I have been channel surfing through political talk radio shows, lately, and I am not surprised by the reaction that Colin Kaepernick (49ers quarterback) is receiving for his refusal to stand for the National Anthem.
All the nationalists and authoritarians are viciously attacking his character, and attempting to shame him on a national stage, in an effort to get him to change his behavior—and hopefully create a hostile environment, so that no one else gets the crazy idea of following in his footsteps.
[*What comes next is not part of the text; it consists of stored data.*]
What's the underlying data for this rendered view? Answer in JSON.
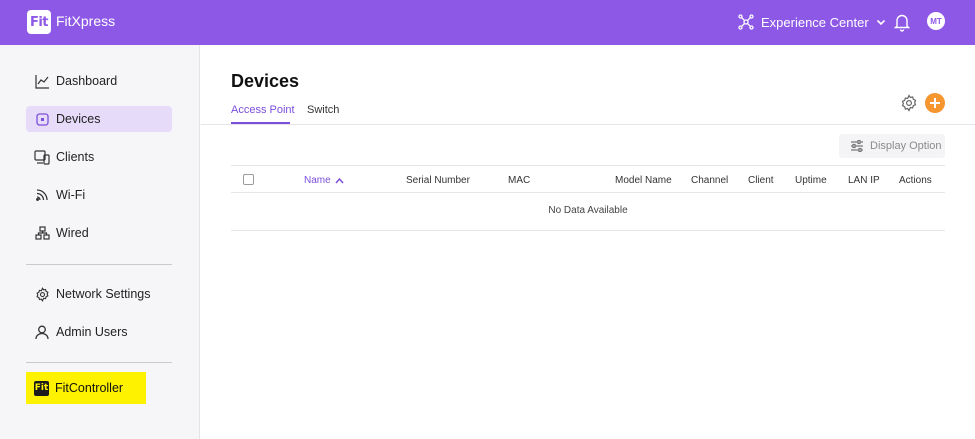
{
  "header": {
    "logo_text": "Fit",
    "app_title": "FitXpress",
    "workspace": "Experience Center",
    "user_initials": "MT",
    "brand_color": "#8e58e6"
  },
  "sidebar": {
    "items": [
      {
        "label": "Dashboard",
        "icon": "chart-line-icon"
      },
      {
        "label": "Devices",
        "icon": "device-icon",
        "active": true
      },
      {
        "label": "Clients",
        "icon": "client-devices-icon"
      },
      {
        "label": "Wi-Fi",
        "icon": "wifi-icon"
      },
      {
        "label": "Wired",
        "icon": "wired-network-icon"
      },
      {
        "label": "Network Settings",
        "icon": "gear-icon"
      },
      {
        "label": "Admin Users",
        "icon": "user-icon"
      }
    ],
    "fitcontroller": {
      "label": "FitController",
      "logo_text": "Fit",
      "highlight": "#fff200"
    }
  },
  "main": {
    "title": "Devices",
    "tabs": [
      {
        "label": "Access Point",
        "active": true
      },
      {
        "label": "Switch"
      }
    ],
    "display_option": "Display Option",
    "accent": "#7b4fdb",
    "add_color": "#f5962f",
    "table": {
      "columns": [
        "Name",
        "Serial Number",
        "MAC",
        "Model Name",
        "Channel",
        "Client",
        "Uptime",
        "LAN IP",
        "Actions"
      ],
      "sorted_column": "Name",
      "empty_text": "No Data Available"
    }
  }
}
Any other time, we’d be hearing these same guys talk about all the freedom we supposedly enjoy, and “American exceptionalism.”
The nationalists have even tried to turn this incident into an issue of Kaepernick somehow disrespecting the military, because supposedly so many “people fought and died” for his freedom, and he is just defecating all over them!
First of all, why do we sing the National Anthem, and have a military procession—complete with jets flying overhead—at a football game, in the first place? I’ll enlighten you: It’s to keep you all waving your flags, and get you teary-eyed when you think of your great country—even as it is going into the tank, and your freedoms are being trampled, more and more, each day. That’s why.
Hitler would be proud, I’m sure.
But I digress.
I have heard some people say, “People fought and died for your freedom! You’d better be glad you live in a place where you can say that!”
What they are really saying is, “You piece of garbage! You are challenging my belief system, and I would prefer to live in my little box, unchallenged, where I feel that everything I believe is right and good. You can have your freedom of speech—as long as you say things that I agree with. If I could shut you up, right now, I would! You’d better be glad you live in this country, where most people tolerate such things; otherwise, I would physically assault you—and I still might, if I think I can get away with it!”
This type of behavior begs the question: If people fought and died for freedom of speech—and you revere them so much for doing so—why are you trying so hard to stop people from exercising that freedom? You must not revere them as much as you say you do, because you obviously don’t want people to use what those dead folks supposedly fought for.
I’ve got news for you: The Flag of the United States is basically a corporate logo of the UNITED STATES GOVERNMENT (intentional caps, for all of you in the know), in the same way that the “swoosh” logo represents Nike, or the “golden arches” represents McDonald’s. People get so wrapped up in that flag, but they don’t understand its true meaning.
Contrary to what you’ve been indoctrinated to believe, the US Flag does NOT represent the people of the United States. I know you’ve all been made to feel like it does, but it does not. It represents the warring, lying, stealing, murdering, enslaving US Government.
Getting you to pledge your allegiance, when you are too young to even understand what you are doing, for example, is how nationalism indoctrination is done—and it is absolutely necessary for keeping the State in control of everything. If you lose faith, it’s over—so the Powers That Be won’t have any of that. That is why nationalism is taught, as early as kindergarten.
Government constantly lies to us; literally beats us down with their officers and agents; attempts to disarm us; takes nearly half of everything we earn each year (taxes, fees, fines, permits, licenses, etc.); keeps us in a constant state of “war”; pushes us into dividing ourselves and fighting against each other; regulates our businesses to the point where they flee the country—and take all their jobs with them; monitors everything we do and say; destroys entire industries (coal and lead, for example)—and the jobs that go along with them—with the stroke of a pen; is the single biggest reason for the increase in our healthcare costs—and I could go on and on.
Do you really expect me to pledge my allegiance to that, or stand and wave the logo that represents it, and get all mushy inside? Don’t be ridiculous!
I love the location of my birth, and most other people here, but I despise governments—all of them.
It has been said that the only speech that needs protecting is unpopular speech. Now, I’m not crazy about the wording of that statement, but I get what the person was trying to say.
If Kaepernick wants to exercise his freedom of speech, and speak out against what he feels is injustice, I support him. If not standing for the National Anthem is what he feels is necessary to get his message across, I won’t try to stand in his way—and neither should you, if you believe in real freedom.
Maybe, one day, your words may not be so popular, and you might need a little “protecting,” too.